Euro zone debt crisis intensifies on summit eve

By Elizabeth O'Leary and Julien Toyer

MADRID/BRUSSELS (Reuters) - The euro zone's debt crisis intensified on the eve of a summit of the currency bloc when Moody's downgraded Spain's credit rating on Thursday and bond markets heaped pressure on Portugal to seek a bailout.

Leaders of the 17-nation currency area are expected to back a watered-down version of a German-French plan to boost economic competitiveness at Friday's Brussels summit but seem unlikely to resolve sharp differences over the size and scope of the euro zone's rescue fund.

A German official said the question of raising the fund's lending capacity would not be decided on Friday but in a package at the end of March, and Berlin opposed giving it any direct or indirect role in buying troubled states' bonds.

Moody's Investors Service cut Spain's sovereign debt rating one notch to Aa2 and warned of further downgrades, estimating that restructuring savings banks will cost more than double the government's 20-billion-euro forecast.

"(Moody's) believes there is a meaningful risk that the eventual cost of the recapitalization effort could considerably exceed the government's current projections," the credit ratings agency said in statement.

The Spanish Finance Ministry voiced surprise that Moody's had acted without waiting for a Bank of Spain report on the restructuring costs due out later on Thursday.

The euro fell about half a cent to a one-week low of $1.3804 on the downgrade. The risk premium on Spanish bonds widened and the cost of insuring Spanish, Greek and Portuguese debt against default rose.

Traders said the single currency could fall further due to market concerns that Friday's euro zone meeting and a summit of the full 27-nation European Union on March 24-25 may fail to agree on decisive action to tackle the debt crisis.

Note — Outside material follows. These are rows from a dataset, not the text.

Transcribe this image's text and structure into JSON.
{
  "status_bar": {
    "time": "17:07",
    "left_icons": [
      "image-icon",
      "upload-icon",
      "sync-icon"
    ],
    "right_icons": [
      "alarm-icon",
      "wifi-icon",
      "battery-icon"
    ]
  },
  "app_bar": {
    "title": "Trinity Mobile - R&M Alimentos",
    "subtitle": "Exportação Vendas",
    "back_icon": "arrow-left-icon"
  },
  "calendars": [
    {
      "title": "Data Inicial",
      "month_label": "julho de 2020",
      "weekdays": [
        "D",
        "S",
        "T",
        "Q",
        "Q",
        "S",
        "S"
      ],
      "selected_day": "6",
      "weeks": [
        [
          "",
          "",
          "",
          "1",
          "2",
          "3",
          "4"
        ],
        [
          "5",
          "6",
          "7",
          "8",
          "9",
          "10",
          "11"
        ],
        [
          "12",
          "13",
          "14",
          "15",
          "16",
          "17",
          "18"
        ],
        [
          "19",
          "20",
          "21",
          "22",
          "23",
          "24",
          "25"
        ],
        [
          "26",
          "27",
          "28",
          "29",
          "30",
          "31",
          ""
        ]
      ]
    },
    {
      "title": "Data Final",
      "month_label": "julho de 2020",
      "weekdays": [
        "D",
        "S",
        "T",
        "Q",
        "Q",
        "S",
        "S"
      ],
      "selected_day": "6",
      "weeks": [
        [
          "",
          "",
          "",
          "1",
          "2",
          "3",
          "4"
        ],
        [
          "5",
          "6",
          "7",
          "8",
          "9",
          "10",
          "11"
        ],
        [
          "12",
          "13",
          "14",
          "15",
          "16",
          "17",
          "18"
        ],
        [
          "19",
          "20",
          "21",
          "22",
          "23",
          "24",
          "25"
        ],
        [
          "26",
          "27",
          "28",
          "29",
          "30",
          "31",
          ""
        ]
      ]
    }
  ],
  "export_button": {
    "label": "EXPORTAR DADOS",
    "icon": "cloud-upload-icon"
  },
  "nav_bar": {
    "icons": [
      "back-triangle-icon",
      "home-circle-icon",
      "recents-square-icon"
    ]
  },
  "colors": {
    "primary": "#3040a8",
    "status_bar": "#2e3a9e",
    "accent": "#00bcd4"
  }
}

"If officials make no progress and Germans remain unwavering in their demands, the likelihood of a capitulation (in the euro) will be significantly higher," said Jessica Hoversen, currency strategist at MF Global in Chicago.

PORTUGAL UNDER PRESSURE

Bond market pressure on Portugal to become the third euro zone state to seek an EU/IMF rescue after Greece and Ireland has risen this week with 10-year bond yields at euro lifetime highs above 7.5 percent, a level Lisbon says is unsustainable.

A French presidential source said euro zone leaders would discuss Portugal's measures to cope with its financial problems at Friday's summit but they were not working on a rescue plan.

EU diplomats said Portuguese Prime Minister Jose Socrates is under intense pressure from his peers and the European Central Bank to announce additional austerity measures and accelerate economic reforms.

EU sources said he would make a statement to the leaders at the start of a summit on Friday discussing his commitment to deeper economic reforms, including to the labor market.

The ECB said on Thursday that debt-strained euro zone governments have yet to demonstrate convincingly the seriousness of their deficit-cutting efforts and may be weakening their commitments.

"Overall, current (consolidation) policies and plans give rise to concern for a number of reasons," the ECB said in its monthly bulletin, without singling out individual countries.

After supporting Portuguese government bonds several times this year, the ECB appears to have refrained from intervening in recent days, traders say, in a pattern reminiscent of the run-up to Ireland's bailout request last November.

Socrates told his Socialist party this week that calling in the International Monetary Fund would be a humiliation.

Financial markets are also concerned about the growing risk that Greece and Ireland may have to restructure their debts despite EU/IMF bailouts which have only bought time.

Moody's slashed Greece's credit rating by three notches on Monday, citing an increased risk of default or restructuring, possibly before 2013.

Greek 10-year bond yields rose to a post-crisis high of 12.8 percent on Wednesday and two-year yields have risen sharply.

"There appears to be a growing risk that Greece could struggle to meet its financing needs before too long," Capital Economics said in a research note on Thursday. "We think that the markets' increasingly gloomy stance is justified."

Greek Prime Minister George Papandreou told French daily Le Monde on Thursday that lowering interest rates and extending the maturity of rescue loans "would be decisive factors to guarantee that we continue to meet our long-term objectives."

Slovak Prime Minister Iveta Radicova broke a euro zone taboo on Wednesday by acknowledging publicly the risk that Greece may default and that Portugal may need a bailout.

In a Reuters interview, she advocated easing the terms on euro zone emergency loans to Athens and Dublin as a way to ease the burden of debt service.

But Germany and its northern allies are reluctant to accept any significant reduction in the interest rate.

Spain has escaped the bond market firing line this year by announcing budget cuts, a bold pension reform, privatisation measures and a plan to recapitalize the regional public savings banks hard hit by the collapse of a real estate bubble.

But the prospect of higher interest rates, raising mortgage costs to stretched Spanish households and increasing the risk of more loans to property developers turning sour, has raised market estimates of the cost of restructuring the banks.

Moody's said the overall cost was likely to be nearer 40-50 billion euros. In a more stressed scenario, recapitalization needs could even rise to around 110-120 billion euros, it said.